Anche questa è una specie di vacanza, forse, cercò di convincersi. Anche se lei è una strega e anche quell'omettino strambo è della stessa risma di Harry, ci vogliono tenere al sicuro.
- Non riesci a dormire? - Hestia sapeva che quel ragazzo era un bulletto tale e quale a Evan Rosier, che le faceva sputar lumache quando era al primo anno. Forse anche lui, se fosse stato un mago, si sarebbe schierato dalla parte di Voldemort... invece era un Babbano, un innocente da proteggere.
Innocente? Lui e i suoi genitori hanno fatto soffrire Harry Potter in un clima ostile e gelido, senza un briciolo di affetto.
Dudley scosse la testa e abbassò lo sguardo, dove la vestaglia di Hestia si incrociava sul seno.
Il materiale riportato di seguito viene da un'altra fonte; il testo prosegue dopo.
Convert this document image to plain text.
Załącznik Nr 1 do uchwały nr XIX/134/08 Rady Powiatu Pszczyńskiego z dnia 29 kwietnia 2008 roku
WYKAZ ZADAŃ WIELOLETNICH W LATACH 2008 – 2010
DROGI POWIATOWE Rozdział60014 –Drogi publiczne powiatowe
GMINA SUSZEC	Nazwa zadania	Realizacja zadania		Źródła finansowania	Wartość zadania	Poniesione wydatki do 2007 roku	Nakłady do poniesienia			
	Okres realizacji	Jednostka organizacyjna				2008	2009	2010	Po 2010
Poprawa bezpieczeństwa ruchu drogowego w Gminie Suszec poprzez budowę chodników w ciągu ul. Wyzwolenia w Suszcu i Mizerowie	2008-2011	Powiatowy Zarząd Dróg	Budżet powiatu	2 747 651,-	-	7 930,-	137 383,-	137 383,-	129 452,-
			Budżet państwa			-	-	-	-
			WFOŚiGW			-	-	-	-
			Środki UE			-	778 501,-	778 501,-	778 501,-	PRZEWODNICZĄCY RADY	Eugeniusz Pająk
Sentiva le orecchie bruciare.
Lei scambiò il suo rossore per timidezza, e il suo giudizio si mitigò un poco.
Non è cattivo, è soltanto viziato, ricordò. Se dovremo convivere per qualche tempo, sarà utile scoprire i lati buoni gli uni degli altri.
- È normale aver paura. Ma il signor Diggle e io abbiamo piazzato incantesimi contro qualsiasi intruso, in ogni angolo di questa casa, perciò non c'è da pre-
- Non voglio sentir parlare di magie! - si accigliò Dudley, il labbro inferiore che sporgeva in una buffa smorfia infantile. Era grande e grosso, ma non dimostrava affatto diciassette anni.
- Va bene, va bene, non arrabbiarti. Sei stato tu a scendere per parlarmi, no?
Nessuno, a parte il vecchio dalla barba lunga, aveva mai parlato con tanta franchezza davanti a lui. Questo bastò a frenargli la lingua, e rimase imbambolato con una lieve eccitazione mista a confusa vergogna.
- Mi ricordi una persona, sai. Un mio compagno di Hog... di scuola. Lui era molto più grande, mi faceva paura. Faceva scherzi terribili a chiunque fosse in condizione di non potersi difendere. Ma naturalmente tu non sei così, non è vero? Non faresti del male agli altri.
- Già - mentì Dudley facendo spallucce, mentre sudava sotto il pigiama tutt'altro che estivo. Si sentiva un verme, e non gli capitava mai, mai: né con i professori, succubi della piccola gang di cui faceva parte, né tantomeno con i suoi genitori, che gli permettevano ogni cosa gli passasse per la testa di fare.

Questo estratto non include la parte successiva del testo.